Popular stablecoin issuer, Circle, has reportedly informed its users about its intention to discontinue support for specific accounts. In a recent announcement, company representatives stated that Circle would no longer provide assistance to consumer-only accounts as part of its strategic re-evaluation.
Leaving the US behind
This development follows comments made by Circle CEO, Jeremy Allaire, who said that the main focus for the company, especially in the long term, extends beyond the United States. He revealed that a significant portion of business for Circle, approximately 70% of USDC stablecoin adoption in fact, originates via non-US markets.
Notably, Circle recently obtained a Major Payment Institution (MPI) license, which was issued by the Monetary Authority of Singapore (MAS). This license allows Circle Singapore to offer digital payment token services in that country, marking a significant advancement for the crypto industry in Asia.
More than meets the eye
The company will officially terminate the wiring and mining features and close user accounts on November 30th, 2023. The specific reasons for this action were not disclosed by Circle, but they emphasized that it aligns with their terms and agreements, as stated in their applicable legal agreement.
In their ongoing global expansion efforts, Circle also announced plans to establish its European headquarters in Paris.

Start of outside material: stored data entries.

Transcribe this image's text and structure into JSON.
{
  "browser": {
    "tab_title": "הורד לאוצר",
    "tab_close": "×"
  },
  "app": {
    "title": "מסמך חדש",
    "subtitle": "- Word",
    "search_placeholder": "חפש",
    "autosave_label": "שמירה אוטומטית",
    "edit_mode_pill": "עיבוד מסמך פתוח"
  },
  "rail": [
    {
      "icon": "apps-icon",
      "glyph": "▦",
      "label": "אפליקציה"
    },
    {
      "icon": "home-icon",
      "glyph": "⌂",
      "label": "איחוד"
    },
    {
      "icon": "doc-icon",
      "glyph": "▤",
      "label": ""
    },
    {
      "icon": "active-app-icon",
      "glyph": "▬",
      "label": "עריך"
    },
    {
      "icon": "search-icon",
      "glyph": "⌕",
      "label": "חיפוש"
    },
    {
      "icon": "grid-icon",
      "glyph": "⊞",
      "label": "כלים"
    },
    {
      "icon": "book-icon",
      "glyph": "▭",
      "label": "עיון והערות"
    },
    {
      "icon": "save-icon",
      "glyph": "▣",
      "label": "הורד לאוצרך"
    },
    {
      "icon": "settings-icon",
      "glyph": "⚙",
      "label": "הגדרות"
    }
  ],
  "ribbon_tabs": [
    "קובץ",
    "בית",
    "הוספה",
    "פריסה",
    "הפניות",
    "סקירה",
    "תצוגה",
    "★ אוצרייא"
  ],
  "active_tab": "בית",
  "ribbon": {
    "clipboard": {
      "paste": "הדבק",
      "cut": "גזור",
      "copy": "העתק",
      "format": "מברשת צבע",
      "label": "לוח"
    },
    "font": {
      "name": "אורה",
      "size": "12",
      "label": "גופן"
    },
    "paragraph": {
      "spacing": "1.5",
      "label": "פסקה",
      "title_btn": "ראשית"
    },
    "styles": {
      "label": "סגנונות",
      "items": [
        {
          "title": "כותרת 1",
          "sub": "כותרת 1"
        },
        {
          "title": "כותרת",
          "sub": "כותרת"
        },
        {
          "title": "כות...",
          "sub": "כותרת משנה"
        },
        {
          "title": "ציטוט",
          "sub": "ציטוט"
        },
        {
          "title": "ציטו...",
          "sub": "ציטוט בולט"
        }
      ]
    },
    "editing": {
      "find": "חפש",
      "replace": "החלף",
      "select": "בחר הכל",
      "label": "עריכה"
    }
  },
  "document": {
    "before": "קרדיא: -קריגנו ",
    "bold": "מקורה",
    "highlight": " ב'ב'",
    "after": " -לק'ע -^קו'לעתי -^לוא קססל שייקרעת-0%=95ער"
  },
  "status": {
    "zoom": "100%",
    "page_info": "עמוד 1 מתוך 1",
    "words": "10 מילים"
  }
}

This decision is influenced by the favorable stance on cryptocurrencies which France has adopted alongside its aspiration to become a prominent hub for Web3 technologies.
Notably however, experts believe that there is a bigger picture at play here, namely that many crypto-oriented companies are leaving the United States behind. This should come as no surprise, as regulators like the SEC have certainly not made it easy for these companies to succeed in the country. Still, there is a light at the end of the tunnel with the recent Bitcoin Spot ETF applications, but only time will tell where that road shall lead.